FUZZALLOC_SRC variable refers to this directory (i.e., the root source directory). Ensure all submodules are initialized.

cd $FUZZALLOC_SRC
git submodule update --init --recursive

Then build.

cd $FUZZALLOC_SRC
mkdir build
cd build
cmake .. \
    -DCMAKE_C_COMPILER=clang-12 -DCMAKE_CXX_COMPILER=clang++-12 \
    -DLLVM_DIR=$(llvm-config-12 --cmakedir) \
    -DZ3_DIR=/path/to/z3/install
make -j

To build the SVF-based static analysis, pass the -DUSE_SVF=True option to cmake. As described above, SVF requires z3. If z3 was built from source, the -DZ3_DIR=/path/to/z3/install option is also required.

Instrumenting a Target

The dataflow-cc (and dataflow-cc++) tools can be used as dropin replacements for clang (and clang++). These wrappers provide a number of environment variables to configure the target:

  • FUZZALLOC_DEF_MEM_FUNCS: Path to a special case list (see below) listing custom memory allocation routines

  • FUZZALLOC_DEF_SENSITIVITY: The def sites to instrument. One of array, struct, or array:struct.

  • FUZZALLOC_USE_SENSITIVITY: The use sites to instrument. One of read, write, or read:write.

  • FUZZALLOC_USE_CAPTURE: What to capture at each use site. One of use, offset, or value.
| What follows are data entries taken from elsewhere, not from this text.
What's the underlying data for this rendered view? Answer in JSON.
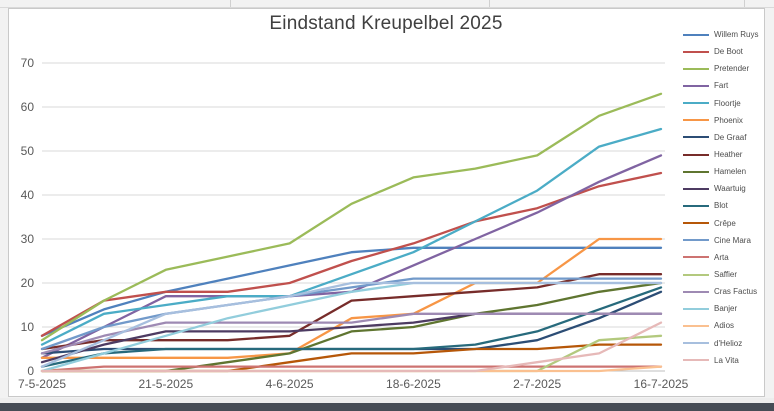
{
  "chart": {
    "title": "Eindstand Kreupelbel 2025"
  },
  "colors": {
    "plot_background": "#ffffff",
    "gridline": "#d9d9d9",
    "frame_border": "#c9c9c9",
    "title_text": "#404040",
    "axis_text": "#595959",
    "window_bottom_bar": "#464c55"
  },
  "chart_data": {
    "type": "line",
    "title": "Eindstand Kreupelbel 2025",
    "ylim": [
      0,
      70
    ],
    "yticks": [
      0,
      10,
      20,
      30,
      40,
      50,
      60,
      70
    ],
    "n_points": 11,
    "x_tick_labels": [
      "7-5-2025",
      "21-5-2025",
      "4-6-2025",
      "18-6-2025",
      "2-7-2025",
      "16-7-2025"
    ],
    "x_tick_point_indices": [
      0,
      2,
      4,
      6,
      8,
      10
    ],
    "grid": true,
    "legend_position": "right",
    "series": [
      {
        "name": "Willem Ruys",
        "color": "#4F81BD",
        "values": [
          8,
          14,
          18,
          21,
          24,
          27,
          28,
          28,
          28,
          28,
          28
        ]
      },
      {
        "name": "De Boot",
        "color": "#C0504D",
        "values": [
          8,
          16,
          18,
          18,
          20,
          25,
          29,
          34,
          37,
          42,
          45
        ]
      },
      {
        "name": "Pretender",
        "color": "#9BBB59",
        "values": [
          7,
          16,
          23,
          26,
          29,
          38,
          44,
          46,
          49,
          58,
          63
        ]
      },
      {
        "name": "Fart",
        "color": "#8064A2",
        "values": [
          3,
          10,
          17,
          17,
          17,
          18,
          24,
          30,
          36,
          43,
          49
        ]
      },
      {
        "name": "Floortje",
        "color": "#4BACC6",
        "values": [
          6,
          13,
          15,
          17,
          17,
          22,
          27,
          34,
          41,
          51,
          55
        ]
      },
      {
        "name": "Phoenix",
        "color": "#F79646",
        "values": [
          3,
          3,
          3,
          3,
          4,
          12,
          13,
          20,
          20,
          30,
          30
        ]
      },
      {
        "name": "De Graaf",
        "color": "#2C4D75",
        "values": [
          4,
          5,
          5,
          5,
          5,
          5,
          5,
          5,
          7,
          12,
          18
        ]
      },
      {
        "name": "Heather",
        "color": "#772C2A",
        "values": [
          5,
          7,
          7,
          7,
          8,
          16,
          17,
          18,
          19,
          22,
          22
        ]
      },
      {
        "name": "Hamelen",
        "color": "#5F7530",
        "values": [
          0,
          0,
          0,
          2,
          4,
          9,
          10,
          13,
          15,
          18,
          20
        ]
      },
      {
        "name": "Waartuig",
        "color": "#4D3B62",
        "values": [
          2,
          6,
          9,
          9,
          9,
          10,
          11,
          13,
          13,
          13,
          13
        ]
      },
      {
        "name": "Blot",
        "color": "#276A7C",
        "values": [
          1,
          4,
          5,
          5,
          5,
          5,
          5,
          6,
          9,
          14,
          19
        ]
      },
      {
        "name": "Crêpe",
        "color": "#B65708",
        "values": [
          0,
          0,
          0,
          0,
          2,
          4,
          4,
          5,
          5,
          6,
          6
        ]
      },
      {
        "name": "Cine Mara",
        "color": "#729ACA",
        "values": [
          5,
          10,
          13,
          15,
          17,
          19,
          21,
          21,
          21,
          21,
          21
        ]
      },
      {
        "name": "Arta",
        "color": "#CD7371",
        "values": [
          0,
          1,
          1,
          1,
          1,
          1,
          1,
          1,
          1,
          1,
          1
        ]
      },
      {
        "name": "Saffier",
        "color": "#B3C97E",
        "values": [
          0,
          0,
          0,
          0,
          0,
          0,
          0,
          0,
          0,
          7,
          8
        ]
      },
      {
        "name": "Cras Factus",
        "color": "#9E8AB3",
        "values": [
          4,
          8,
          11,
          11,
          11,
          11,
          13,
          13,
          13,
          13,
          13
        ]
      },
      {
        "name": "Banjer",
        "color": "#92CDDC",
        "values": [
          0,
          4,
          8,
          12,
          15,
          18,
          20,
          20,
          20,
          20,
          20
        ]
      },
      {
        "name": "Adios",
        "color": "#FAC090",
        "values": [
          0,
          0,
          0,
          0,
          0,
          0,
          0,
          0,
          0,
          0,
          1
        ]
      },
      {
        "name": "d'Helioz",
        "color": "#A7BFDE",
        "values": [
          1,
          7,
          13,
          15,
          17,
          20,
          20,
          20,
          20,
          20,
          20
        ]
      },
      {
        "name": "La Vita",
        "color": "#E6B9B8",
        "values": [
          0,
          0,
          0,
          0,
          0,
          0,
          0,
          0,
          2,
          4,
          11
        ]
      }
    ]
  }
}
  • FUZZALLOC_INST: Instrumentation. One of: afl (for fuzzing); tracer (for accurate tracing of def-use chains); or none.

Custom memory allocators

If the target uses custom memory allocation routines (i.e., wrapping malloc, calloc, etc.), then a special case list containing a list of these routines should be provided to dataflow-preprocess. Doing so ensures dynamically-allocated variable def sites are appropriately tagged. The list is provided via the --def-mem-funcs option. The special case list must be formatted as:

[fuzzalloc]
fun:malloc_wrapper
fun:calloc_wrapper
fun:realloc_wrapper

Tools

In addition to dataflow-cc and dataflow-c++, we provide the following tools:

static-dua

Uses SVF to statically derive an upper bounds on the number of def-use chains in a BC file. This tool generates JSON output tying these def-use chains to source-level variables (recovered through debug info).

Note that you must run CMake with the -DUSE_SVF=On option to build this tool.

dataflow-stats

Collect fuzzalloc stats from an instrumented bitcode file. Stats include: number of tagged variables, number of instrumented use sites, etc.

static-region-cov

static-region-cov statically extracts Clang's source-based code coverage from an instrumented binary.

dua-cov-json

Generate data-flow coverage over time from an AFL++ queue output directory. Relies on a version of the target program instrumented with trace mode (i.e., setting FUZZALLOC_INST=trace) to replay the queue through, generating JSON reports logging covered def-use chains.

llvm-cov-json

Generate control-flow coverage over time from an AFL++ queue output directory. Relies on a version of the target program instrumented with Clang's source-based coverage (i.e., compiled using Clang's -fprofile-instr-generate -fcoverage-mapping flags) to replay the queue through, generating JSON reports logging covered def-use chains.

Evaluation Reproduction

See README.magma.md and README.ddfuzz.md for reproducing the Magma and DDFuzz experiments, respectively.